Arriving in Frankfurt late morning with not a wink of sleep, under cloudy skies, and forcing my way through the gloom of southwest central Germany by car has to be one of the more trying experiences of late. All the maps in the world cannot replace the sense of fundamental confusion that fills your blood as you speed past towns called “Pfungstadt” and “Neu-Isenberg.” I had a vague sense of my route thanks to Google maps, though what was most unsettling was the awareness that any slight deviation from what little route I knew would propel me into the void of an tangled and downward spiraling knot of frustration. And this is nearly what occurred. Nothing makes you quite so tense as navigating a vehicle in uncharted territory, in a language you shall not comprehend. It’s a parallel universe, really. Things are vaguely familiar: there are stop signs and lights, there are sidewalks, but you have no sense of bearings in the slightest.

 

Not fifteen minutes on the A5 out of Frankfurt and the entire highway was shut down for unknown reasons. It was not a detour around a situation, it was a forced exit  to nowhere: into the densely trafficked semi-urban cold war grayness of “Darmstadt.” Perhaps you’ve seen their glossy brochures?

 

Can you say, “Where the fuck am I?” I was suddenly in a near wild goose chase. Can I suddenly pull up a detailed GPS of my location and reorient my direction? Nope. Thank goodness I packed the enormous Michelin map of the entire country, because in the end it was all I had. One full hour passed of bumper to bumper traffic, without the slightest notion of my direction. I could have rightfully lost it, yet somehow I managed to chuckle, connect the dots, and inch my way to the parallel E451/67 via Pfungstadt, some congested clot of a something-or-other that instantly makes you recoil.

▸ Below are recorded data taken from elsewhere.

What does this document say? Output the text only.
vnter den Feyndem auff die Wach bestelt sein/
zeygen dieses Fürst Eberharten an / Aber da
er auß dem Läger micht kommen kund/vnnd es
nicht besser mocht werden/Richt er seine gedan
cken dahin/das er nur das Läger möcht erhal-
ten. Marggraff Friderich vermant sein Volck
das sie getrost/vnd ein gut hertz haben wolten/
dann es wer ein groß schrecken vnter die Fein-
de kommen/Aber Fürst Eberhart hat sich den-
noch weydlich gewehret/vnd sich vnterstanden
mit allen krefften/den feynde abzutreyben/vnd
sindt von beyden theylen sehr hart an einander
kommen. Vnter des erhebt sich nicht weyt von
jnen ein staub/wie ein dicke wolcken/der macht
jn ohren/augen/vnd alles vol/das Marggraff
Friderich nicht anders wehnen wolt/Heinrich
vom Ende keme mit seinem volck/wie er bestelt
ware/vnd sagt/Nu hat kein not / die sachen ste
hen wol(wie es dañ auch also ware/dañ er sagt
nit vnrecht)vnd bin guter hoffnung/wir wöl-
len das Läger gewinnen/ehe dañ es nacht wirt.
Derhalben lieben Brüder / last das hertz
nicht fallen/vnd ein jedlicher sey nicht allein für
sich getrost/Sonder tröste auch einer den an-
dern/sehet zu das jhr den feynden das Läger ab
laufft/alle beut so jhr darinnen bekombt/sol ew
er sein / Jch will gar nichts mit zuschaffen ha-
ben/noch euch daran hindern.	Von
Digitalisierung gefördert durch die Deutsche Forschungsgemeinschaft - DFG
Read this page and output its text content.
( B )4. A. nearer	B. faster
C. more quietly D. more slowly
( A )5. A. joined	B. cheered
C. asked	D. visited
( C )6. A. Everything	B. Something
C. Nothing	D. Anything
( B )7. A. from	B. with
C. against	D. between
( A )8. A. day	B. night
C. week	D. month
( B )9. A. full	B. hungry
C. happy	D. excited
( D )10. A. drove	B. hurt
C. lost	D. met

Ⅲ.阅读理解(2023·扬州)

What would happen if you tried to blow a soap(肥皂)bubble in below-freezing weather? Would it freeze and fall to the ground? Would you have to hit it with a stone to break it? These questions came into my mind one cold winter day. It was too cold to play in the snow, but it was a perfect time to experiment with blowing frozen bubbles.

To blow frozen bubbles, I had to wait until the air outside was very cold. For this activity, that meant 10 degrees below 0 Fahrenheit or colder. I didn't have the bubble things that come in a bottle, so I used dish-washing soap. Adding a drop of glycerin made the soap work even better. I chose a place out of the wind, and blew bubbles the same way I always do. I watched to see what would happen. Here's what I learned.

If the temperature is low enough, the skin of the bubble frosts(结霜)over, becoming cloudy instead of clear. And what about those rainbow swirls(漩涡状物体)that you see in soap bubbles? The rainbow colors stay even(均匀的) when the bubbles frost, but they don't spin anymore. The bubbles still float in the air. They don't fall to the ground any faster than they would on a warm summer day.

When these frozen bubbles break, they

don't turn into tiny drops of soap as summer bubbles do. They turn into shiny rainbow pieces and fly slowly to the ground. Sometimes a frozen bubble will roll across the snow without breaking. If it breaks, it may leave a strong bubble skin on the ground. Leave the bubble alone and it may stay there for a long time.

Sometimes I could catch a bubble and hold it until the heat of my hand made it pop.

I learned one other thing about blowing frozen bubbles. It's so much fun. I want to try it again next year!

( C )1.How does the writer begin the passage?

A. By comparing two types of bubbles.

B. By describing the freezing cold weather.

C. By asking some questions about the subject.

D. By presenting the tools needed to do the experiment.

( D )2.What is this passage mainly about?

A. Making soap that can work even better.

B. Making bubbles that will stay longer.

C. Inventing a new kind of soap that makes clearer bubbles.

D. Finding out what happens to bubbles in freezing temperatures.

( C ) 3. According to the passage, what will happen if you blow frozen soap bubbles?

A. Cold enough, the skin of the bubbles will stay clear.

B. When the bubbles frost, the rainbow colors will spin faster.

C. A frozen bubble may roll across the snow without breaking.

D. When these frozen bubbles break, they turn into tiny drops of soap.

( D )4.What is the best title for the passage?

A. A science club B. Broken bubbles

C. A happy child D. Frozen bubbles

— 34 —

You don’t go “South.” You follow the cities.

“I’m heading towards Karlsruhe? Great. Colmar is somewhere below that.”

“I’m now still headed towards Basel? Great. Colmar is somewhere before that and west of the Rhine. I’ll take it for now.”

Since I was not really pressed for time, it actually became a somewhat enjoyable adventure. In the age of Google, paper maps evidently still work.

Rolling green hills to the east, muted under ubiquitous gray skies, spread endlessly. Corporate installations and grimy carparks gave way to pastures, clustered villages grounded by needled brown steeples which cut up into the sky. This could be good.

Eventually back on the A5, I barrel past Karlsruhe with destiny in mind. Past Ettlingen, Baden-Baden, Ottersweier, Renchen (What planet am I on?). Freiburg? Don’t want that. I missed a turn for E52 or something towards south Strasbourg, but no biggie. Just keep going south and hit the next right to cross the Rhine.

Eventually, there were signs for Colmar. The same bewildering confusion experienced leaving Frankfurt greeted me again on my approach to Colmar. A cacophony of streets splattered together. I had slightly more detailed Google printouts of how to get to la Maison Martin Jund, but the trickery of incomprehensible jibberish that assaults your brain as you enter a completely unknown foreign town cannot be understated.

Colmar has a bit more sprawl and grime than I expected, though it’s really the Centre Ville which is where the charm lay. The center cathedral is ringed by several periphery roads, and in between is an unfathomable maze of narrow, cobbled streets originally meant for perhaps a horse. Somehow, I managed to recognize a street or two, and stumbled cautiously towards the White Light – my accommodations.

IMG_3117

Sunday is completely dormant in France, as in most of Europe, and this fact can make even a tourist trap seems like a ghost town in the evening. Streets empty of people, shops closed. Nice to finally be settled and to chart out the week. I grabbed some grub at the nearest corner bistro and had my first Choucroute Alsatianne, a typical regional dish of a pile of sauerkraut with a variety of sausages and sliced pork. And of course, my first glass of the local Pinot Gris.